Templenamarve, Scattery Island, Co. Clare

On the eastern shore of Scattery Island, just five metres from the exposed tideline, a late medieval church sits within a graveyard that feels as though the sea has been slowly reclaiming ground around it for centuries.

The ruin is known as Templenamarve, a name that appears on the Ordnance Survey six-inch maps, and it occupies an unusually exposed position for a place of worship, close enough to the water that storm damage to its walls would surprise no one. What makes it stranger still is the density of architectural detail that survives despite that exposure: two doorways, multiple window embrasures, the ghost of a northern aisle, a sacristy, and, set into the eastern gable, a carved stone depicting what a recorder has described, with some dry humour, as resembling two stone balls, or what the Spanish might call conjones, framed with a moulded border and reused from some earlier, unknown context.
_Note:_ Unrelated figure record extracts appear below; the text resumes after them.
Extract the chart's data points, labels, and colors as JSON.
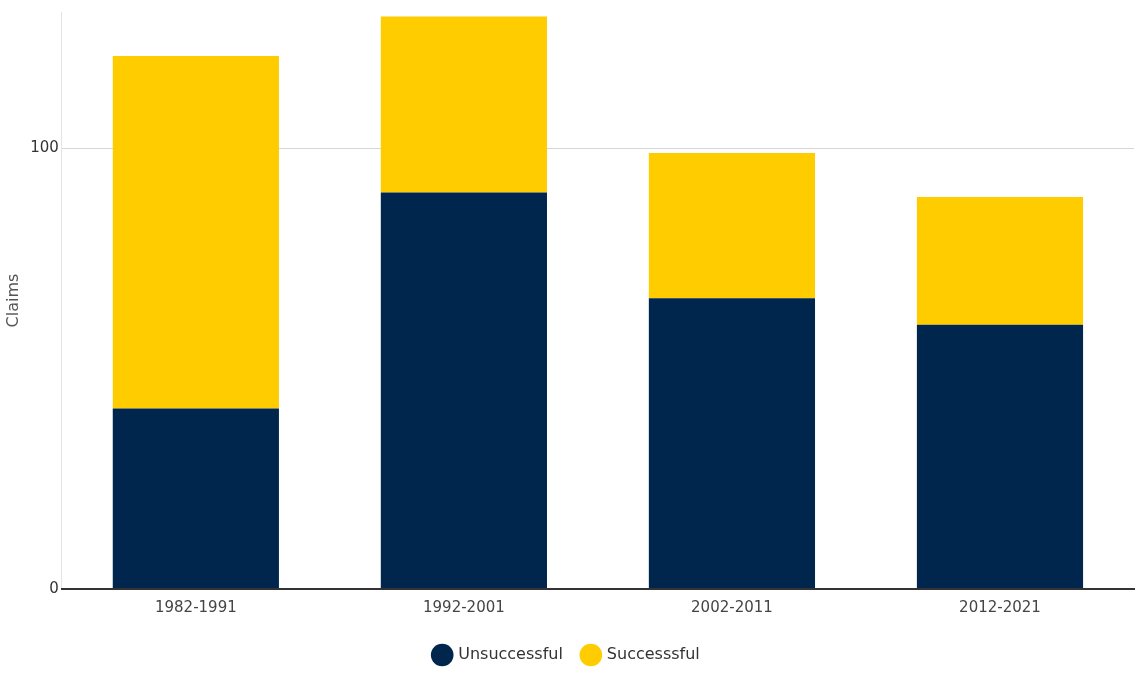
{
  "chart_data": {
    "type": "bar",
    "stacked": true,
    "ylabel": "Claims",
    "categories": [
      "1982-1991",
      "1992-2001",
      "2002-2011",
      "2012-2021"
    ],
    "series": [
      {
        "name": "Unsuccessful",
        "color": "#00264d",
        "values": [
          41,
          90,
          66,
          60
        ]
      },
      {
        "name": "Successsful",
        "color": "#ffcc00",
        "values": [
          80,
          40,
          33,
          29
        ]
      }
    ],
    "ylim": [
      0,
      131
    ],
    "yticks": [
      0,
      100
    ],
    "grid": "y",
    "legend": "bottom",
    "marker": "circle"
  }
}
The antiquary Thomas Westropp, writing between 1900 and 1902, dated the church to the late medieval period, probably the fifteenth century. It is a single-cell building combining nave and chancel, though it once had a northern aisle and a sacristy on the north side of the chancel, neither of which survives intact; only a scar in the wall betrays where the aisle was bonded. The walls are built of small facing stones with a rubble core, rising to an internal string course and a secondary parapet of even smaller stones above. Particularly fine is the western doorway, where alternating courses of Old Red Sandstone and Dundry stone, the latter a distinctive oolitic limestone quarried near Bristol and exported widely to Ireland during the medieval period, are laid in a deliberately decorative pattern. The eastern wall, which alone has a base batter, a sloping thickening at the foot to add stability, contains a twin-light lancet window whose central mullion is now missing; its pointed embrasure is dressed with a triple roll-moulding, and two decorative buttresses on the exterior are arranged so that the window appears centred between them, though it is not actually centred on the wall itself. Those buttresses echo the design of the nearby cathedral, just 110 metres to the northwest, suggesting the two buildings were conceived with some awareness of each other. An aumbry, a small rectangular recess in the wall used to store sacred vessels, survives near the south angle, as does a latch stone and drawbar socket in the north doorway jamb, the fittings of a door long since gone.